UK Athletics will sift through the medical records of Mo Farah in detail to ensure no foul play has been committed by Britain’s stellar athlete.
Three days on from the UKA saying they had “absolutely no concerns” about Farah and his dealings with his coach, Alberto Salazar, who was accused of widespread doping malpractice by a BBC Panorama investigation, they are now carefully poring over his medical data.
The UKA chairman, Ed Warner, said: “What we can look at is all the data surrounding our own athlete Mo Farah: blood data, supplements data, everything surrounding his medical treatment.
“We’re in charge of that. We run that from the UK through Neil Black, our performance director, and Barry Fudge, who’s our endurance expert. We need to make sure there’s nothing else there we haven’t seen, we’re not aware of or hasn’t been analysed.”
Farah, who was not accused of any wrongdoing by Panorama, returned to his home in the United States on Sunday morning rather than compete as scheduled at the Birmingham Diamond League fixture, citing emotional exhaustion.
He did so on the premise of seeking immediate answers from Salazar (below) when the pair meet up at the Nike Oregon Project, with the Cuban expected to make a lengthy public statement tomorrow to answer the allegations.
UKA leapt to the defence of Farah on Saturday as chief executive Niels de Vos and Black faced the media with him but, 48 hours on from that public grilling, Warner suggested Farah’s decision to continue with Salazar, who has denied any wrongdoing, as his coach despite the cloud of controversy hanging over him was increasingly damaging.
“To say instantly you should sever your links would be a very unprofessional thing to do but, from a personal perspective, I can see why some people might advise Mo to have done that because this is going to be dogging him for some time, if not the rest of his career,” said Warner. “If I was a personal friend of Mo’s and he was just coming to me for advice, I’d have said to him, ‘Do you know what the best thing to do is? Suspend the relationship for now, compete on the European circuit this summer, go to the World Championships in Beijing, let the allegations against Alberto be washed through by the United States Anti-Doping Agency (Usada) and see where it leads’.”
It was another confusing message from UKA, with Warner also saying he respected Farah’s “great loyalty to his coach”.
Farah and UKA must now await tomorrow’s response from Salazar before making their next move. As Warner said: “You can’t make a knee-jerk reaction because Salazar is innocent until proven guilty.”
Whether Farah remains with the coach he moved to in 2011 in an effort to end Kenya and Ethiopia’s dominance of distance running and who is a figure he credits for his stunning run of success on the track as the current Olympic, world and European champion remains to be seen.
As well as Farah, UKA are also considering their relationship with Salazar, who heads the Nike Oregon Project but also acts as a consultant to Britain’s endurance programme, and could cut all ties even if Salazar is cleared of any wrongdoing.
“We might still recommend to Mo and might still decide ourselves to suspend our relationship because of the reputational damage that could be caused,” added Warner.
It is thought that seven different sources have taken allegations of wrongdoing by Salazar with regard to his group of athletes to Usada, including former staff and athletes at the Oregon Project.

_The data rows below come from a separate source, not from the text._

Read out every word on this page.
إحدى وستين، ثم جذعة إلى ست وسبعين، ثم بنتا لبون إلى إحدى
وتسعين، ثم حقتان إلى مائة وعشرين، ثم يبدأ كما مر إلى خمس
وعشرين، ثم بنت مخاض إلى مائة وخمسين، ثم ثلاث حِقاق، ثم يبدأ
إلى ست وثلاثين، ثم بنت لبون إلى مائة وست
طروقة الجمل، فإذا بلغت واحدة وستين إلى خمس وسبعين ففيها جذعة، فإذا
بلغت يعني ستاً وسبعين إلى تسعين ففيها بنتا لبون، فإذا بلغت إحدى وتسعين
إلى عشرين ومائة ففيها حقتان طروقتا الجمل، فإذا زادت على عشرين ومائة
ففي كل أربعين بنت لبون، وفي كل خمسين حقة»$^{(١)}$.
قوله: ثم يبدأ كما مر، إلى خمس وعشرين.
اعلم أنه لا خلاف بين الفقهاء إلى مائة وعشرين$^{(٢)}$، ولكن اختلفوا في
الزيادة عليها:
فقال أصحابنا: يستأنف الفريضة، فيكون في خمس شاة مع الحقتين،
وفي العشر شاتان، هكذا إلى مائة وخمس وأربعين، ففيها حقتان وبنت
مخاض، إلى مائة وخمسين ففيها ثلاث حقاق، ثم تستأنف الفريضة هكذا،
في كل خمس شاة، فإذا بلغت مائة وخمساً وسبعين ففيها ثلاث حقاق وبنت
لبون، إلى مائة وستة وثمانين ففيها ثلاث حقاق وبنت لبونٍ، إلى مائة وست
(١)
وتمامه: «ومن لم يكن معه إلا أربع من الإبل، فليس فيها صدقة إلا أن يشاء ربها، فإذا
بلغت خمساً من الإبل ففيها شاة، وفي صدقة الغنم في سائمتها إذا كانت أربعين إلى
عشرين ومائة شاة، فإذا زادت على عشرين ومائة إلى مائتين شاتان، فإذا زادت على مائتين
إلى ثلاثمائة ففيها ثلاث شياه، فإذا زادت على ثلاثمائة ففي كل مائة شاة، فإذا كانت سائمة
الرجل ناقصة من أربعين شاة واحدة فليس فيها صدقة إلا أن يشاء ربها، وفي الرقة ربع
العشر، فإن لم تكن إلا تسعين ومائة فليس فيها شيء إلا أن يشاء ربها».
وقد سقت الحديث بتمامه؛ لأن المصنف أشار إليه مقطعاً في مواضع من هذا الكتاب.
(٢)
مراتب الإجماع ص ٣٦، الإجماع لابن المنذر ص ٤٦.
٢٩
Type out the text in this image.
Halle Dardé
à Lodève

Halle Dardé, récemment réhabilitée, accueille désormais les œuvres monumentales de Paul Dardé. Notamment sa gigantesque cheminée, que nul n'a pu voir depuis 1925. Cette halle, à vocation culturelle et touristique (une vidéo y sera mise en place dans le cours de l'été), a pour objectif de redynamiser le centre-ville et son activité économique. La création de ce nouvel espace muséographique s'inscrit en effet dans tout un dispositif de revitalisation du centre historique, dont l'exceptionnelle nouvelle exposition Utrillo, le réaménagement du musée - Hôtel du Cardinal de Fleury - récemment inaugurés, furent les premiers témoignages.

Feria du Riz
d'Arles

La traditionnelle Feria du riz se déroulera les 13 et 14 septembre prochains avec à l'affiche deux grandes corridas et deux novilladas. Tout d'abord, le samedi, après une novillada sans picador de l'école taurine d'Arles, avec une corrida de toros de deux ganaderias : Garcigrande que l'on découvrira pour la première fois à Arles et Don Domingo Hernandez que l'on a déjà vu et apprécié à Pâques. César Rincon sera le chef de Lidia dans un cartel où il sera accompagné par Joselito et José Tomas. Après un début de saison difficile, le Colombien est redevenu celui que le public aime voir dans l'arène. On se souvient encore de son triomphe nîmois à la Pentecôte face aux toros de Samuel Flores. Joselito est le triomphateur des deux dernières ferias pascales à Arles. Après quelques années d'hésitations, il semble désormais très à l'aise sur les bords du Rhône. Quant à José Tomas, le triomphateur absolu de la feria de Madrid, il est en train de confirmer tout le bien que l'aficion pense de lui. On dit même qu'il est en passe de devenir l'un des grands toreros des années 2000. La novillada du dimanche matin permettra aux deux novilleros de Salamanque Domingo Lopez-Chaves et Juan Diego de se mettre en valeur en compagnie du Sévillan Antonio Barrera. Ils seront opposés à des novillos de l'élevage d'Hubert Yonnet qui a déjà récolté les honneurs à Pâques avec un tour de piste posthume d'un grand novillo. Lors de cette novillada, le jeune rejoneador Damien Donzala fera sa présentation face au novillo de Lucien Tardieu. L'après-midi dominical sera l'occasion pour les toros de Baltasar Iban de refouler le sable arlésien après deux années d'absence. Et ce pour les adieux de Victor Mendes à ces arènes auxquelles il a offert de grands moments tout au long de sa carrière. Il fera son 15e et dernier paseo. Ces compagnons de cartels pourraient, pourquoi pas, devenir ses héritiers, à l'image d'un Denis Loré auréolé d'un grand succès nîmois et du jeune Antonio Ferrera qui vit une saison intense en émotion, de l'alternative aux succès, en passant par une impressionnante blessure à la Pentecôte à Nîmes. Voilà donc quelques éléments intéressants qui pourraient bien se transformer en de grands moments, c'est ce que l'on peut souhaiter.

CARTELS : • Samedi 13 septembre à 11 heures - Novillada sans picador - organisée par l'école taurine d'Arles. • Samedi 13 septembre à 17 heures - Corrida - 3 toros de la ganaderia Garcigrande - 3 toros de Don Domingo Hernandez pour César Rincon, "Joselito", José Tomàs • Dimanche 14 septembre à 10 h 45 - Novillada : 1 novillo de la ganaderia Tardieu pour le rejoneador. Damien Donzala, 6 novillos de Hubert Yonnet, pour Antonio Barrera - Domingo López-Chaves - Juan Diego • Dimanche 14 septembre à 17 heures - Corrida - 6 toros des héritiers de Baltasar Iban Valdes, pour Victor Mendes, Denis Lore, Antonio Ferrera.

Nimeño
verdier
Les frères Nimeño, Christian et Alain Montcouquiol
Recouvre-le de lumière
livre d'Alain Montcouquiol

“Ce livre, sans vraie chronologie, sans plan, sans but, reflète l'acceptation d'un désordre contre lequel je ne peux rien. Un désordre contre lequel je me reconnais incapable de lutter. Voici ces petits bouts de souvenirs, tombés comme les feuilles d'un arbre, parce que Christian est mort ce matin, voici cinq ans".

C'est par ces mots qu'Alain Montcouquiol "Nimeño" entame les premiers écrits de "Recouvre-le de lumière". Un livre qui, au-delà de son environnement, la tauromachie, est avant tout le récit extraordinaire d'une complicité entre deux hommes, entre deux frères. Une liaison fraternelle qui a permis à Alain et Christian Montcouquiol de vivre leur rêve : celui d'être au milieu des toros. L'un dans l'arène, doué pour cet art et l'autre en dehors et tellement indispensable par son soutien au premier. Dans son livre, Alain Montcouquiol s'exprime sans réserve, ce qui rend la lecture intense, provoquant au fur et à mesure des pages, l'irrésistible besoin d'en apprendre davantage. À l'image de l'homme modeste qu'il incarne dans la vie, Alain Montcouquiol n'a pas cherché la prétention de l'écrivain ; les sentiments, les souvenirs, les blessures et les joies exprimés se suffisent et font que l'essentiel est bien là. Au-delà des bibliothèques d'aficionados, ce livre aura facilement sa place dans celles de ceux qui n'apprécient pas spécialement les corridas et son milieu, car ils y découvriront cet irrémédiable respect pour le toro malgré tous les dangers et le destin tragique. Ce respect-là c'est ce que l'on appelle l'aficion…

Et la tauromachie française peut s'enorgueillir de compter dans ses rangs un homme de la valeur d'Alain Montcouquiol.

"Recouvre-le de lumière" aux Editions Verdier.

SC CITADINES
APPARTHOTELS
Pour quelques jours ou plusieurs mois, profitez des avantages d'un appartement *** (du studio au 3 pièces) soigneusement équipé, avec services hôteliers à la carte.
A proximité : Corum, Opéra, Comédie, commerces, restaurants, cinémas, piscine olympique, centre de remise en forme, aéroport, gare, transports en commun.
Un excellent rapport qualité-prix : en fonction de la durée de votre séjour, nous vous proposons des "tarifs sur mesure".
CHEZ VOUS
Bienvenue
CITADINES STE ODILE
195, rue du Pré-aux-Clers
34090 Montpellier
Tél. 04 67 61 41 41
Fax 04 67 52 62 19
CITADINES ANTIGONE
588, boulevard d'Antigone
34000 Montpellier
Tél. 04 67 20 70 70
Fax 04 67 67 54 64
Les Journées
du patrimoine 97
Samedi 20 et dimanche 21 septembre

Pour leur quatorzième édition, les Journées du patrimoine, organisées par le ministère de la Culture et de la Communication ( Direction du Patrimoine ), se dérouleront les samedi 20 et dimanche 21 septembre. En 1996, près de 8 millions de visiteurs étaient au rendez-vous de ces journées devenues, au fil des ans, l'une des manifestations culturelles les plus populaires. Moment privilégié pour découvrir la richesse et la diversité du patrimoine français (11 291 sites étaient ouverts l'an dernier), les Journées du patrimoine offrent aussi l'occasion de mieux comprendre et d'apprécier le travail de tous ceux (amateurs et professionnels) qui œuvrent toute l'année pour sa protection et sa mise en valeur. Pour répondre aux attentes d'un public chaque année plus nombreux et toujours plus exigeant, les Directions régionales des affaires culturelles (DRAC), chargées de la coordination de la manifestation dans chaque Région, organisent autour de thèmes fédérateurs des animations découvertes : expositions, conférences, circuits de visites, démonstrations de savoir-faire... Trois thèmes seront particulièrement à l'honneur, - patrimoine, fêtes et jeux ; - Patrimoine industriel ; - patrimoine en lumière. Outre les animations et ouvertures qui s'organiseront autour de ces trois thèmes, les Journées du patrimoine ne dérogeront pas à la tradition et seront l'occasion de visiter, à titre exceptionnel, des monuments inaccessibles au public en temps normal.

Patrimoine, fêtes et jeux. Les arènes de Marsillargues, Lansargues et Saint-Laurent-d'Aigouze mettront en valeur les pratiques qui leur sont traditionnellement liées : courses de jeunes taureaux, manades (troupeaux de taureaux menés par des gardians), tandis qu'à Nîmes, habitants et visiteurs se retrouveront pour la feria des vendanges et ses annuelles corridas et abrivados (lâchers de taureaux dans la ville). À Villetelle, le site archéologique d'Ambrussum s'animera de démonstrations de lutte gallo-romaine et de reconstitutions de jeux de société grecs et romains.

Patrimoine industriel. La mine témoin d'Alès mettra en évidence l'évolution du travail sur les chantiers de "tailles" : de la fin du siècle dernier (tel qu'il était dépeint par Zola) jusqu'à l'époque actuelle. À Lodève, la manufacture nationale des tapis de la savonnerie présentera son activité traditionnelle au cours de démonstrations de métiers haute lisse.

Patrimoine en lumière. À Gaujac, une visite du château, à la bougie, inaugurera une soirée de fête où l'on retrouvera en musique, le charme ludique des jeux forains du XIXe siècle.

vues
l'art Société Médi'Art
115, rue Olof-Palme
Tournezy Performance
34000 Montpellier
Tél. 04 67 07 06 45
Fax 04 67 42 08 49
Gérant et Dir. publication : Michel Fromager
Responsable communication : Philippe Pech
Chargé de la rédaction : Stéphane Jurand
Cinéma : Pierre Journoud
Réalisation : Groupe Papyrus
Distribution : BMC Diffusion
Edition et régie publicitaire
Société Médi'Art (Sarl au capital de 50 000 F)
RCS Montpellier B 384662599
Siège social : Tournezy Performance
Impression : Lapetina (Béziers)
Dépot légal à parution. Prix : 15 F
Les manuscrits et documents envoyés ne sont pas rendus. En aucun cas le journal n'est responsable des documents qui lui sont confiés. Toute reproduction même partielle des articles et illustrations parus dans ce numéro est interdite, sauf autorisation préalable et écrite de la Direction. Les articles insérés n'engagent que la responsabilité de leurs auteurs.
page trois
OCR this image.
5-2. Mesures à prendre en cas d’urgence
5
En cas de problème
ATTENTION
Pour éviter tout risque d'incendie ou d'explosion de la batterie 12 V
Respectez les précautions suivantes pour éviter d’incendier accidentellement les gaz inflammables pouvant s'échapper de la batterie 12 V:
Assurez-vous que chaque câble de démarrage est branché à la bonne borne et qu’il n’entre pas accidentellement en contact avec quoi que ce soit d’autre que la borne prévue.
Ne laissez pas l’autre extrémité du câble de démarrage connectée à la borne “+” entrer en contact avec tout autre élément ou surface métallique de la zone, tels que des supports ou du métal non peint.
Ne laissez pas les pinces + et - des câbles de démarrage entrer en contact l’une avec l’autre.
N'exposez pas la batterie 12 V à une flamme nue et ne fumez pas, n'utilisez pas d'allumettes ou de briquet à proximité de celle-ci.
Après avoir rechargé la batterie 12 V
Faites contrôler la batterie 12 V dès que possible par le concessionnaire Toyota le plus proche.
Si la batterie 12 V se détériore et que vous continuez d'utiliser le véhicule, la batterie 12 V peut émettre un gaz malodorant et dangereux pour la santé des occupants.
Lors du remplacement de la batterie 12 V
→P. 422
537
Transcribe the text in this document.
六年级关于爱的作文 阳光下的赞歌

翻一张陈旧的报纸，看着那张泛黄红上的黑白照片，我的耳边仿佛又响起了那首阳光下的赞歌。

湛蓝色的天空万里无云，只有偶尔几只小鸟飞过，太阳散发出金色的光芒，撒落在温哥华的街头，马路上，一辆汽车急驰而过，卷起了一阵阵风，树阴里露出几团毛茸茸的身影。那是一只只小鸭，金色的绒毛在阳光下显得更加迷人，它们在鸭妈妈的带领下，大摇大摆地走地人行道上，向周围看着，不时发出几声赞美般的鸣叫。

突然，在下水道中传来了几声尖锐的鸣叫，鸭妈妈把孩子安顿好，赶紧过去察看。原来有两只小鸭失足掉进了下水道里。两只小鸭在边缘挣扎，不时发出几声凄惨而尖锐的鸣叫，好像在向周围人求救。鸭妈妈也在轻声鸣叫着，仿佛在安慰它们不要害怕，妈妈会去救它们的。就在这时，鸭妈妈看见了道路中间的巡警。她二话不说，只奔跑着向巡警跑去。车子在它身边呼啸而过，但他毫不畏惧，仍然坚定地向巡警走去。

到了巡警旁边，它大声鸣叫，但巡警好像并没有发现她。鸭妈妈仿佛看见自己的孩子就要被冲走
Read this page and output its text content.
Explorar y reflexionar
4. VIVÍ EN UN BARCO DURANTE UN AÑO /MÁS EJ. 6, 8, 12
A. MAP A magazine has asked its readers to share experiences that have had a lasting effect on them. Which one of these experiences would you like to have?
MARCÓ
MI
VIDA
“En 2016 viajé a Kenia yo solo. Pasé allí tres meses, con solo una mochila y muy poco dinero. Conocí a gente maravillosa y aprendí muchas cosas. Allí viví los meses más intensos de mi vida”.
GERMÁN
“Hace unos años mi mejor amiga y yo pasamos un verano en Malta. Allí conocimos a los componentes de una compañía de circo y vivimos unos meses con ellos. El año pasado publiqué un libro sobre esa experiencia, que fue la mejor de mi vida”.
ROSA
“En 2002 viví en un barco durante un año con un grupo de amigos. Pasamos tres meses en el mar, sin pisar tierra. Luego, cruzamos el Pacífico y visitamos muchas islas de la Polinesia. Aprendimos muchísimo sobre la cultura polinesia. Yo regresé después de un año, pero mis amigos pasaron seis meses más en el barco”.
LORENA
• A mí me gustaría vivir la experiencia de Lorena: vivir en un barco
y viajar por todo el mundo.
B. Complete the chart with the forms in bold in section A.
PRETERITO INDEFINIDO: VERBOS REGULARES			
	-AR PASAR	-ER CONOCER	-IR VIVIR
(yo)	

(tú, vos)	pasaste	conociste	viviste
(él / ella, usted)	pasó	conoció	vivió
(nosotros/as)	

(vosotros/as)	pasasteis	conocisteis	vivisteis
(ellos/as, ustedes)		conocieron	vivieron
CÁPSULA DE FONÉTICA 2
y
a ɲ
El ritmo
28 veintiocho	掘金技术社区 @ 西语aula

But one of Salazar’s former assistant coaches at the Oregon Project leapt to the defence of his former boss. Bob Williams, who worked with Salazar and athlete Galen Rupp, who was accused in the Panorama programme of having taken testosterone since 2002, said: “I don’t think Galen would do anything that would besmirch his reputation and neither would Alberto. It’s just not worth the risk. Alberto doesn’t need to do it with drugs.” Rupp has denied any wrongdoing.
Asked if he had ever seen evidence of doping by Salazar, Williams said: “Absolutely not and we were privy to everything as coaches.”